O caso da turbolicenciatura de Miguel Relvas tem a maior revelância política, entre outros motivos, pelo facto do Governo de Pedro Passos Coelho ter atacado de forma indecente o Programa Novas Oportunidades, descredibilizando-o e pelo facto do novo arauto do ensino do antigamente, o Ministro Crato, fazer todos os dias a elegia do rigor, do mérito e da busca da excelência como princípios base do sistema de ensino. Se queriam melhor exemplo de facilitismo, olhem para a trajectória académica de um dos mais poderosos ministros do governo do qual Crato faz parte.
O processo de reconhecimento, validação e certificação de competências no âmbito das Novas Oportunidades basea-se numa filosofia de educação e formação de adultos. Trata-se de reconhecer que se aprende fora da escola, nos mais diversos contextos de socialização e em simultâneo que esses adquiridos experenciais podem ser objecto de produção de competências. Tem como suporte desta filosofia um conjunto de metodologias e de técnicas que permitem reconhecer competências. Um referencial de competências-chave, uma autobiografia, metodologias de balanço de competências, a produção de um portfólio reflexivo de aprendizagens, a necessidade do reconhecimento e da validação de competências adquiridas ao longo da vida pelos próprios que passam pelo processo com o auxilio do suporte técnico de pessoal altamente especializado.
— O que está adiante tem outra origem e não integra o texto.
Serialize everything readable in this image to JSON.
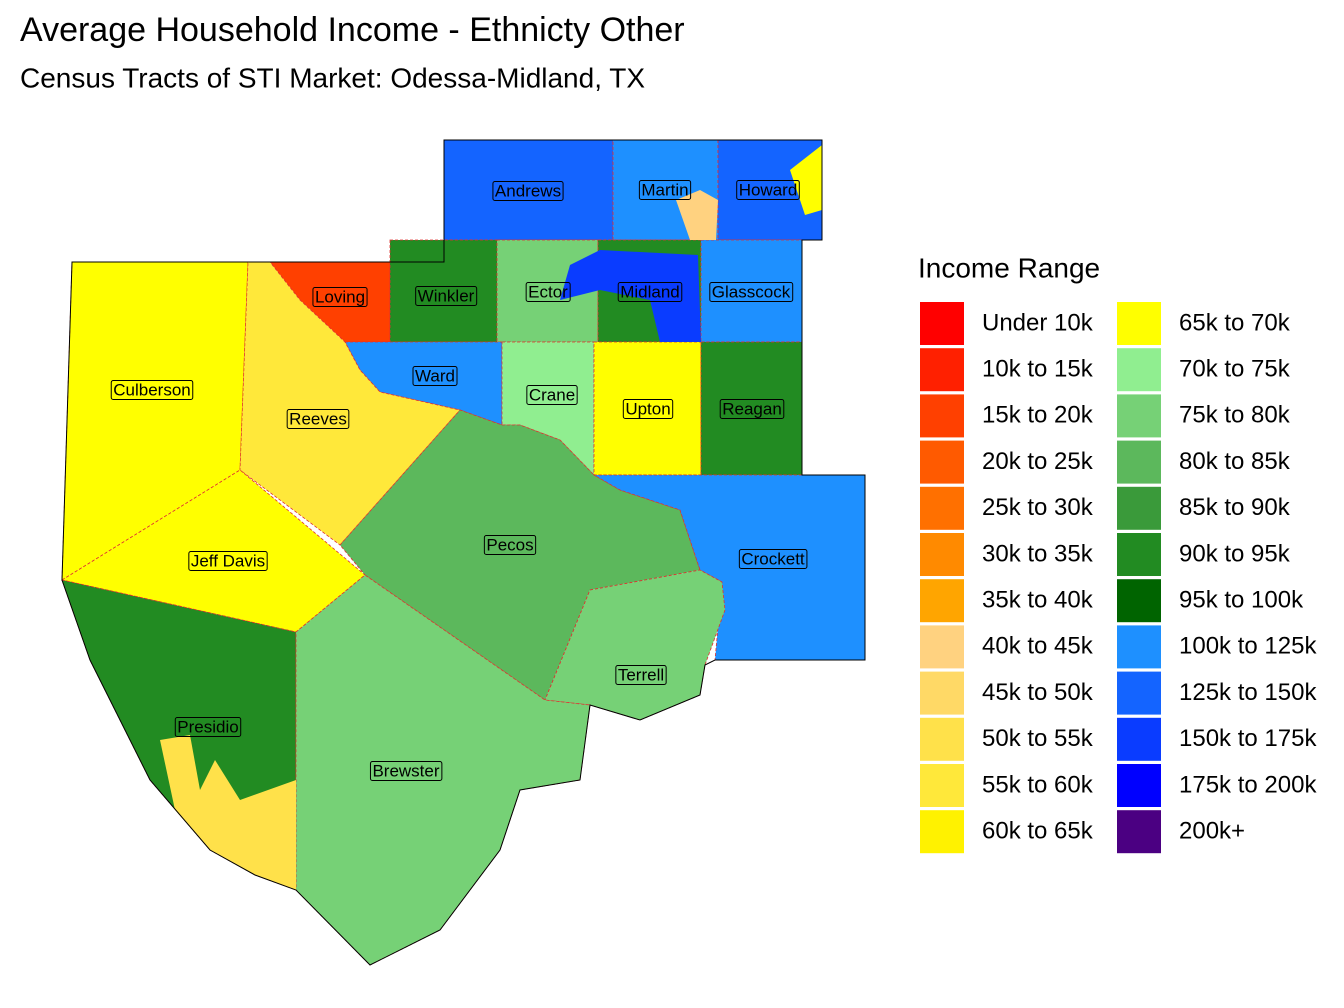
{
  "title": "Average Household Income - Ethnicty Other",
  "subtitle": "Census Tracts of STI Market: Odessa-Midland, TX",
  "legend": {
    "title": "Income Range",
    "items": [
      {
        "label": "Under 10k",
        "color": "#ff0000"
      },
      {
        "label": "10k to 15k",
        "color": "#ff2000"
      },
      {
        "label": "15k to 20k",
        "color": "#ff4000"
      },
      {
        "label": "20k to 25k",
        "color": "#ff5a00"
      },
      {
        "label": "25k to 30k",
        "color": "#ff7000"
      },
      {
        "label": "30k to 35k",
        "color": "#ff8a00"
      },
      {
        "label": "35k to 40k",
        "color": "#ffa500"
      },
      {
        "label": "40k to 45k",
        "color": "#ffd280"
      },
      {
        "label": "45k to 50k",
        "color": "#ffd966"
      },
      {
        "label": "50k to 55k",
        "color": "#ffe14a"
      },
      {
        "label": "55k to 60k",
        "color": "#ffe83a"
      },
      {
        "label": "60k to 65k",
        "color": "#fff200"
      },
      {
        "label": "65k to 70k",
        "color": "#ffff00"
      },
      {
        "label": "70k to 75k",
        "color": "#90ee90"
      },
      {
        "label": "75k to 80k",
        "color": "#76d176"
      },
      {
        "label": "80k to 85k",
        "color": "#5cb85c"
      },
      {
        "label": "85k to 90k",
        "color": "#3a9a3a"
      },
      {
        "label": "90k to 95k",
        "color": "#228b22"
      },
      {
        "label": "95k to 100k",
        "color": "#006400"
      },
      {
        "label": "100k to 125k",
        "color": "#1e90ff"
      },
      {
        "label": "125k to 150k",
        "color": "#1464ff"
      },
      {
        "label": "150k to 175k",
        "color": "#0a3cff"
      },
      {
        "label": "175k to 200k",
        "color": "#0000ff"
      },
      {
        "label": "200k+",
        "color": "#4b0082"
      }
    ]
  },
  "counties": [
    {
      "name": "Andrews",
      "color": "#1464ff"
    },
    {
      "name": "Martin",
      "color": "#1e90ff"
    },
    {
      "name": "Howard",
      "color": "#1464ff"
    },
    {
      "name": "Loving",
      "color": "#ff4000"
    },
    {
      "name": "Winkler",
      "color": "#228b22"
    },
    {
      "name": "Ector",
      "color": "#76d176"
    },
    {
      "name": "Midland",
      "color": "#228b22"
    },
    {
      "name": "Glasscock",
      "color": "#1e90ff"
    },
    {
      "name": "Ward",
      "color": "#1e90ff"
    },
    {
      "name": "Crane",
      "color": "#90ee90"
    },
    {
      "name": "Upton",
      "color": "#ffff00"
    },
    {
      "name": "Reagan",
      "color": "#228b22"
    },
    {
      "name": "Culberson",
      "color": "#ffff00"
    },
    {
      "name": "Reeves",
      "color": "#ffe83a"
    },
    {
      "name": "Jeff Davis",
      "color": "#ffff00"
    },
    {
      "name": "Pecos",
      "color": "#5cb85c"
    },
    {
      "name": "Crockett",
      "color": "#1e90ff"
    },
    {
      "name": "Terrell",
      "color": "#76d176"
    },
    {
      "name": "Presidio",
      "color": "#228b22"
    },
    {
      "name": "Brewster",
      "color": "#76d176"
    }
  ]
}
O caso da licenciatura de Miguel Relvas em nada se assemelha a isto. É um verdadeiro embuste. Uma fraude que deve ser bem investigada do ponto de vista policial de modo a que se esclareça como foi produzida esta certificação e de modo a que não se defraudem as expectativas de milhares de estudantes que com muito sangue, suor e lágrimas conseguem seriamente tirar os seus cursos.
E a fraude resulta no facto de Relvas não ter passado por um verdadeiro processo de reconhecimento e validação de competências que permitisse perceber que a sua experiência de vida se traduziu verdadeiramente em competências adquiridas. Por exemplo, não basta conviver com as elites políticas e empresariais para que isso automaticamente se traduza numa equivalência à cadeira de Classes Sociais, Elites e Lobbies. Nós sabemos que Relvas é perito na fabricação de Lobbies, mas até que ponto Relvas conhece e distingue a teoria das classes sociais de Marx e é capaz de a diferenciar da de Max Weber? Até que ponto é capaz de identificar a diferença nos pressupostos em que se baseam as abordagens funcionalistas das classes sociais das abordagens neomarxistas? Leu Miguel Relvas Pierre Bourdieu e é capaz de expôr a sua proposta de conceptualização do espaço social? E será capaz de operacionalizar empíricamente uma qualquer proposta tipológica dos lugares de classe na sociedade portuguesa de modo a poder estudar uma qualquer questão relacionada com as desigualdades sociais? Leu e conhece a teoria das elites de Charles W. Mills ou de Pareto?
Basta ascender socialmente através das jotinhas para que este conjunto de saberes lhe seja reconhecido? Foi feito um trabalho de reconhecimento que permitisse a Relvas demostrar competências deste tipo? A resposta é conhecida. A licenciatura de Relvas é um certificado à ignorância. Não premeia o mérito. É o mais puro exemplo do facilitismo e é repugnante para quem como eu tem milhares de horas de estudo e trabalho em cima com muito sacrifício em detrimento de família e amigos para afinal constatar que tudo vale neste país e nem o ministro se demite, nem Nuno Crato se pronuncia, nem Passos Coelho o põe na rua. Uma fraude. Uma pura trafulhice. A propósito, a minha sogra voltou a reinserir-se no mercado de trabalho graças às Novas Oportunidades. Obrigado José Sócrates.